カプセルの成分はFCとアトピカ®(ネオーラル®)とでおなじなの?

アトピカ®25mgカプセルの添加物添付文書に記載されていません。問い合わせをさせていただき企業秘密に差し支えない範囲で教えて戴けた内容は、「グリセリン、プロピレングリコール、エタノール、ひまし油、トコフェロール、ゼラチン、酸化チタンなど」です(>S様、有り難うございました。)。

またアトピカ®25mgカプセルはネオーラル®25mgカプセルとは、色が異なるものの、カプセルに含まれる製剤の内容はまったく同じであることも教えて戴きました。

ネオーラル®25mgカプセルの添加物として用いられているものは、「グリセリン脂肪酸エステル、プロピレングリコール、エタノール、ポリオキシエチレン硬化ヒマシ油、トコフェロール。カプセル本体にゼラチン、グリセリン、プロピレングリコール、酸化チタン、三二酸化鉄含有」です(参照:添付文書)。
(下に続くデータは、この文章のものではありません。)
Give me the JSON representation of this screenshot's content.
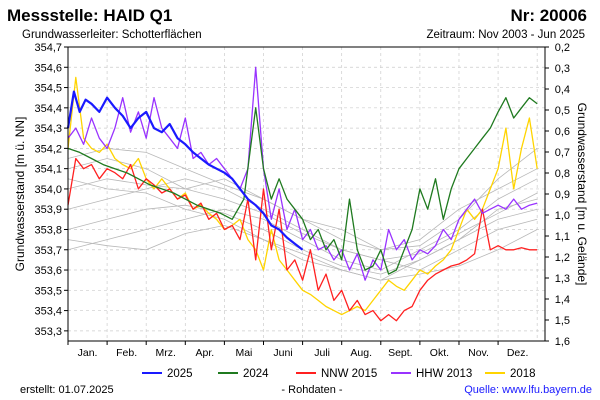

FCの添加物として用いられているものは、「プロピレングリコール脂肪酸エステル、ポリオキシルヒマシ油、エタノール他5成分 カプセル本体にゼラチン、コハク化ゼラチン、 濃グリセリン、D -ソルビトール、酸化チタン、パラオキシ安息香酸エチル、パラオキシ安息 香酸プロピル」です(参照:添付文書1頁 PDF)。


そのほか

ノバルティス ファーマ株式会社
 ・免疫抑制剤「ネオーラル®」の特許権に基づいて3社を提訴(2007年11月1日付けプレスリリース)[web魚拓
 :「ノバルティスが保有するシクロスポリンのマイクロエマルジョン製剤(免疫抑制剤「ネオーラル®/ NEORAL®」)に関する特許第1996397号に基づき、富士カプセル株式会社が製造販売し、富士製薬工業株式会社および日本ジェネリック株式会社が販売している「シクロスポリンカプセル25mg『FC』®」および「シクロスポリンカプセル50mg『FC』®」について、富士カプセル株式会社に対し製造販売差止等、富士製薬工業株式会社および日本ジェネリック株式会社に対し販売差止等を求めて、2007年10月29日付けで東京地方裁判所に訴えを提起」。


[注釈]

*1 まったく同じ成分名で異なる種類の薬が猫に使われている例として身近なものにステロイド剤の内服薬「プレドニゾロン(成分名)」があります(商品名一覧おくすり110番)。商品名検索にはhealth クリックが便利です。お手持ちのお薬に刻印されているコードから商品名を探すことができます。

 →☆参照:猫にステロイド携帯版

これらの薬剤は成分がまったく同一であるものの、猫それぞれの個体や状態によって効果が異なることはよく知られています。そこで、治療の際にある種類の薬剤(商品名A)でプレドニゾロンの効果が実感できない場合、他の種類(商品名BやC)に変更して効果を実感できるかどうかを確かめることが行われています。